La oración colecta de la liturgia de la misa es bella porque nos permite mirar esta historia con esperanza. La esperanza es un pequeño destello de luz en medio de una oscuridad que parece impenetrable; es una flama minúscula cuya calidez atempera el frío del invierno más terrible. Dios no sólo ama la la inocencia en los hombres; también es capaz de devolverla a quienes la han perdido. Es decir, puede aclarar de nuevo la mirada y abrir las manos hasta la plegaria. Puede rehacer la estructura de nuestros corazones. No con amenazas y mucho menos con castigos; antes bien, con un amor moldeado en el sacrificio —el de su Hijo— pero revestido de gestos de ternura. Después de todo, como dice el dicho popular, no es con hiel como se atrapan las moscas, sino con miel. O como dice el poeta francés Charles Péguy —con palabras aun más bellas— en una composición donde hace hablar a Dios mismo en persona:

 

Yo conozco bien al hombre. Soy yo quien lo ha hecho.

Es un ser extraño.

Pues en él actúa esa libertad que es el misterio de los misterios.
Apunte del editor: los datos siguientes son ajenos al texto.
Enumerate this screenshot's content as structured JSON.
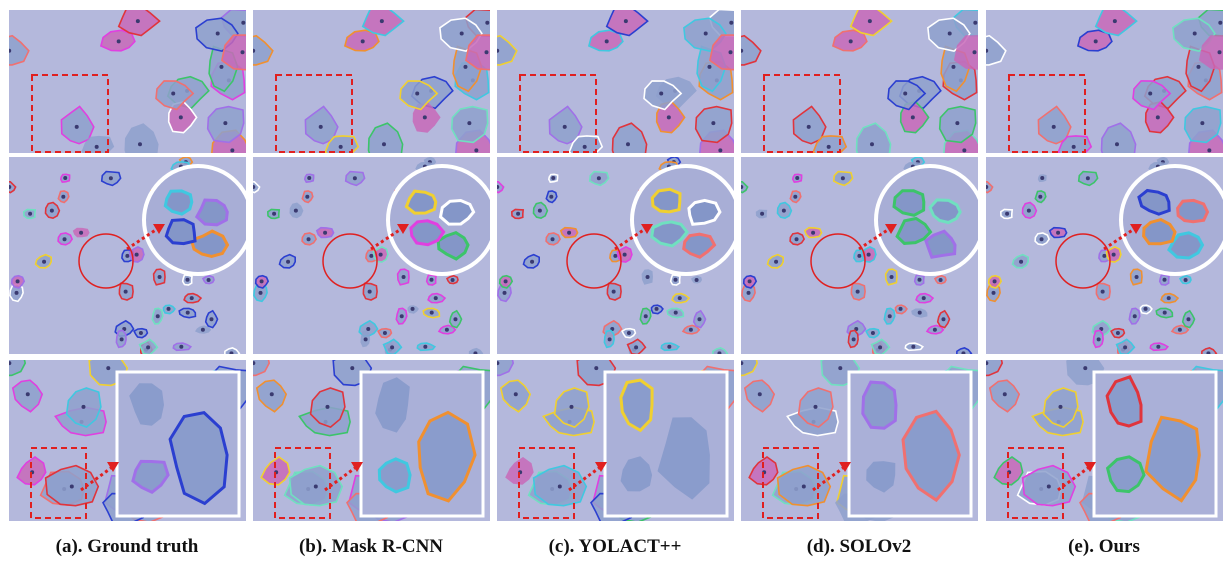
{
  "figure": {
    "captions": [
      "(a). Ground truth",
      "(b). Mask R-CNN",
      "(c). YOLACT++",
      "(d). SOLOv2",
      "(e). Ours"
    ]
  }
}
Aún así, se le puede pedir mucho. No es demasiado malo.

No puede decirse que sea malo.

Cuando se le sabe llevar, incluso puede pedírsele mucho.

Se puede sacar mucho de él.

Y Dios sabe si mi gracia sabe llevarle.

Si con mi gracia yo sé llevarle.

Si mi gracia es insidiosa, hábil como un ladrón.
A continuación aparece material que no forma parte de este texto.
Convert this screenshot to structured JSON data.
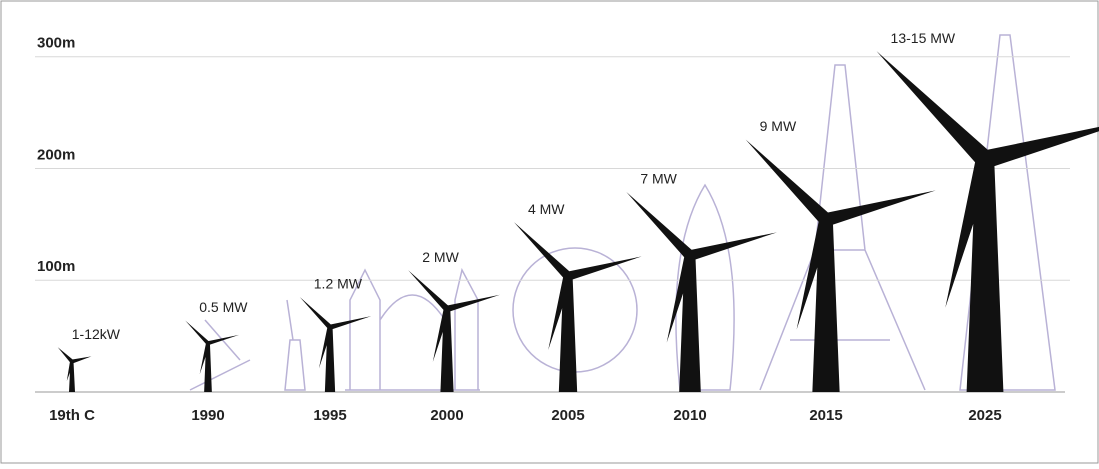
{
  "chart_data": {
    "type": "turbine",
    "categories": [
      "19th C",
      "1990",
      "1995",
      "2000",
      "2005",
      "2010",
      "2015",
      "2025"
    ],
    "values": [
      40,
      64,
      85,
      109,
      152,
      179,
      226,
      305
    ],
    "power_labels": [
      "1-12kW",
      "0.5 MW",
      "1.2 MW",
      "2 MW",
      "4 MW",
      "7 MW",
      "9 MW",
      "13-15 MW"
    ],
    "color": "#111111",
    "ylim": [
      0,
      315
    ],
    "yticks": [
      {
        "value": 100,
        "label": "100m"
      },
      {
        "value": 200,
        "label": "200m"
      },
      {
        "value": 300,
        "label": "300m"
      }
    ],
    "grid": true
  }
}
Y como un hombre que caza al zorro.

Yo sé llevarle. Es mi oficio.[ii]

 

En un par de semanas comenzaremos el tiempo de cuaresma. Más que un tiempo de prácticas piadosas, acompañadas de ciertas restricciones, es memoria del largo camino recorrido por Dios para devolvernos al estado del origen, a la situación paradisíaca. Más aun: a un nuevo estado denominado —con palabras misteriosas— “soteriológico”. No es tanto un paso hacia el pasado, sino un salto hacia el futuro; o más aún: a la eternidad. Este estado pasa por el sufrimiento y por la muerte (Semana Santa), ciertamente; pero alcanza su culminación plena en una resurrección gloriosa (Pascua). No nuestra, por cierto, sino de Alguien que se ofreció en lugar nuestro.
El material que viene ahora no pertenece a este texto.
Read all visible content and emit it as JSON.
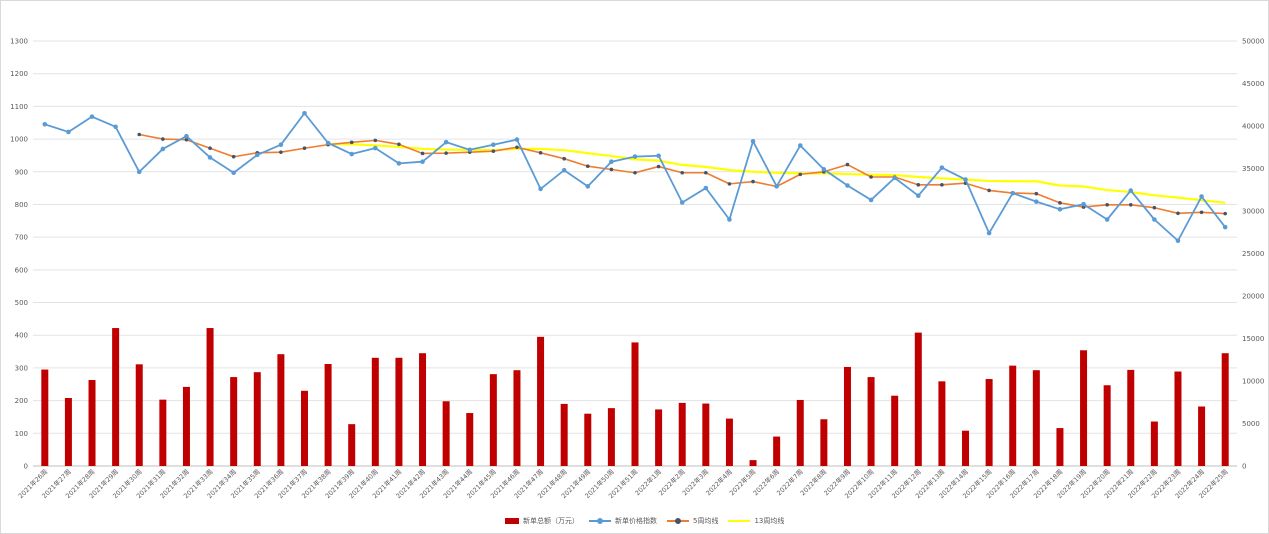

Se trata de un tiempo extraño, porque en él no tenemos que hacer propiamente nada; o mejor dicho, sólo tenemos que hacer una sola cosa: dejarnos hacer y rehacer por Otro. Como un niño pequeño que descansa sobre el pecho de su madre. Tal es el sentido de la segunda parte de la misma oración colecta de la liturgia de la misa: “Atrae hacia ti nuestros corazones y abrásalos en el fuego de tu espíritu, para que permanezcamos firmes en la fe y eficaces en el bien obrar”.

 


[i] Jueves II de Cuaresma.

[ii] El misterio de los santos inocentes, Encuentro, Madrid, 1993, pp. 14-15.